Italia y Argentina marcarán un nuevo apartado dentro de esta rivalidad entre sudamericanos y europeos, que revivió hace unas semanas con la declaración de Kylian Mbappé, figura de PSG. El joven atacante francés declaró: "Nosotros estamos preparados. Brasil y Argentina no tienen ese nivel, en Sudamérica el fútbol no está tan avanzado como en Europa, por eso en las últimas copas del mundo, si miras, siempre son los europeos los que ganan".

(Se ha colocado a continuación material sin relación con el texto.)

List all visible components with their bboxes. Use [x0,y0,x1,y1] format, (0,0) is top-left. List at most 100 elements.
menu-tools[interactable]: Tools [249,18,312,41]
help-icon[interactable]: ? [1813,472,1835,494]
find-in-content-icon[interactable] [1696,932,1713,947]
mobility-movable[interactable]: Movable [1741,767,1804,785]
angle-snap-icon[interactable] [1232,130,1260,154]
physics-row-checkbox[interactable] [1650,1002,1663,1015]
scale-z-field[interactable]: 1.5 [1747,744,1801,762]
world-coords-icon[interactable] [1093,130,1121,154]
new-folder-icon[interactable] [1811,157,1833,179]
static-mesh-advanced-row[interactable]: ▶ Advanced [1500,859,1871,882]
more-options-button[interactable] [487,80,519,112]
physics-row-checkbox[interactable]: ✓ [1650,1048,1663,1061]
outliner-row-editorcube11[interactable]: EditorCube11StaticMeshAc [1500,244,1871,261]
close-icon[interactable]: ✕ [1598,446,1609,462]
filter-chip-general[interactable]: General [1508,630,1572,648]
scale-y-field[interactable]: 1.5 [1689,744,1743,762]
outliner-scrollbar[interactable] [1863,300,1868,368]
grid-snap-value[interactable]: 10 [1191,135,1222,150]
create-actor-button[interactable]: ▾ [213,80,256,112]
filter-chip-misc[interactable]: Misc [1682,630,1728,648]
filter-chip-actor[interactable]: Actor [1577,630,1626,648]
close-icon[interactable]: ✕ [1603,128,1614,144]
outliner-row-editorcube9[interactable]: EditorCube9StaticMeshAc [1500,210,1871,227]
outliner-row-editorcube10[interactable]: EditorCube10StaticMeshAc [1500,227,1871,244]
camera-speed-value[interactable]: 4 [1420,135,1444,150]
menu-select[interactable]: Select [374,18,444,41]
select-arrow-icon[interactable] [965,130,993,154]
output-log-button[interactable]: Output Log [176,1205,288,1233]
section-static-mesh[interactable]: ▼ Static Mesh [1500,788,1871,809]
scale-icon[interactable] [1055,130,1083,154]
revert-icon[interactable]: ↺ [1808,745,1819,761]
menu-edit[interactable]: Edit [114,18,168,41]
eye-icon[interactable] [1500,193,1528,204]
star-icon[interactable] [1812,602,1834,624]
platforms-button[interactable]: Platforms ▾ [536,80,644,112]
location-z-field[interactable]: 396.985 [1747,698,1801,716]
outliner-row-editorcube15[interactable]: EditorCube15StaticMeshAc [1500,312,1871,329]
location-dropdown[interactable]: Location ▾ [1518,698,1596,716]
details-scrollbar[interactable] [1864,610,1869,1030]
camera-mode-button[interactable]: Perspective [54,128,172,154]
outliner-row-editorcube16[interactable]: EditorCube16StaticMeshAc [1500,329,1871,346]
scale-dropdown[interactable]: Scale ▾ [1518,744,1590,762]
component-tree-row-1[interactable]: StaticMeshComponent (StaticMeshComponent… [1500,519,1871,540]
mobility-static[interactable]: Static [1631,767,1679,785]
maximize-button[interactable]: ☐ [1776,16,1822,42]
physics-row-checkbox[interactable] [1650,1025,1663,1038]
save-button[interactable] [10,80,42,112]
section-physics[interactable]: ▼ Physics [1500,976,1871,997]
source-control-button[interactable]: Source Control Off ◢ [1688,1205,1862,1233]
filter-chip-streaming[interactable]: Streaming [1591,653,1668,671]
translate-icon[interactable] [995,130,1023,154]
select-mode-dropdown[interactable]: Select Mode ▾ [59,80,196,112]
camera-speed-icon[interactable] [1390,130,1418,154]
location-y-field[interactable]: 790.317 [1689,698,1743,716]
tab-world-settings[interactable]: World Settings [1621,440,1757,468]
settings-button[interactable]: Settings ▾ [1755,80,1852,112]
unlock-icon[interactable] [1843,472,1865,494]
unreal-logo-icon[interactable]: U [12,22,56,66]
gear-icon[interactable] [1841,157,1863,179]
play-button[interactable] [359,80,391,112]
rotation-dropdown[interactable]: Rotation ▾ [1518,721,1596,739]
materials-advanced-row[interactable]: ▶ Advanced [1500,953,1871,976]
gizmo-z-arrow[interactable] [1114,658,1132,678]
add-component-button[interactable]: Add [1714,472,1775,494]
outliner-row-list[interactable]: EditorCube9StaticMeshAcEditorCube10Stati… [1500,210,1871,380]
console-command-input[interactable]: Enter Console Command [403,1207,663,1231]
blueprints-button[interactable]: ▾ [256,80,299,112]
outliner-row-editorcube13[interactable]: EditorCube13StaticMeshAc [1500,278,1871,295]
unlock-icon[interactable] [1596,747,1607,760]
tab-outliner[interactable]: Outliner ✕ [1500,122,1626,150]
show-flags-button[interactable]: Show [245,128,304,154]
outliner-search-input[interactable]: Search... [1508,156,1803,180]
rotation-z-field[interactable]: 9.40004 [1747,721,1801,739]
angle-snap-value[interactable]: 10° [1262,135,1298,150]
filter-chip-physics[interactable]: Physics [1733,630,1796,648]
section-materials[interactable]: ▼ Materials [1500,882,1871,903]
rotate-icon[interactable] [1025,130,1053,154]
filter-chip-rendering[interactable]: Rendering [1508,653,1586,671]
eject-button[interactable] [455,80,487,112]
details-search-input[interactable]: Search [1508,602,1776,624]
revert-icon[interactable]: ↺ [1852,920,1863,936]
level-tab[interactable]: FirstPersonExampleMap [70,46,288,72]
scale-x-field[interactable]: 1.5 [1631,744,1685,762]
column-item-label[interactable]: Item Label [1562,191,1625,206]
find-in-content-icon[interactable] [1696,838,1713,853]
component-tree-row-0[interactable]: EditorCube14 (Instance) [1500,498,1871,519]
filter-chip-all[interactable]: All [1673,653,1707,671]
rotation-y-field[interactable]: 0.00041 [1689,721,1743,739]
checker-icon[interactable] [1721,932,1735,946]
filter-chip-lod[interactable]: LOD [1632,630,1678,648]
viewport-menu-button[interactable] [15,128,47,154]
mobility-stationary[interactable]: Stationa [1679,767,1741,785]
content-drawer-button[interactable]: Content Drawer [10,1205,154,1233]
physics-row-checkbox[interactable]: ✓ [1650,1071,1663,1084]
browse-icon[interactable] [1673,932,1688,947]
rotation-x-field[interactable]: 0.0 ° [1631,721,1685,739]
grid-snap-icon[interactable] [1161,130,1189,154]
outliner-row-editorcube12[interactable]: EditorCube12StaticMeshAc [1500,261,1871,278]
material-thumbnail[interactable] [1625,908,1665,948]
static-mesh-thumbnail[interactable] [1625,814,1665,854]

A lo largo de la historia de los Mundiales, las Selecciones europeas son quienes dominan en cantidad de títulos obtenidos, aunque debieron esperar a la historia moderna para superar el número de los sudamericanos, que tienen a Brasil, con cinco, como máximo ganador desde la creación del torneo.
Durante los primeros diez años, la balanza de títulos era equilibrada: cinco para Sudamérica (Brasil X3 y Uruguay X2) y cinco para Europa (Italia X2, Inglaterra y Alemania (RFA) X2). En las siguientes 11 ediciones, cuyo límite finaliza con la Copa del Mundo 2018, solamente cuatro selecciones de Sudamérica lograron el título (Argentina X2 y Brasil X2), mientras que siete europeos hicieron lo propio (Francia X2, Italia X2, Alemania X2 y España).
Desde 2006 en adelante, se marcó un hecho sin precedentes: se proclamaron campeones cuatro conjuntos europeos de manera consecutiva (Italia, España, Alemania y Francia), lo que definitivamente marcó una brecha de diferencia.
En el Mundial de Rusia, sudamericanos y europeos se midieron en 12 oportunidades dejando un saldo de cuatro victorias, seis derrotas y dos empates. El triunfo más significativo fue el de Uruguay sobre la Portugal de Cristiano Ronaldo por 2-1, aunque luego los Charrúas perdieron contra Francia, posterior campeón del mundo.
Italia y Argentina se enfrentarán este miércoles desde las 15:45 para definir quién es el 'Supercampeón'.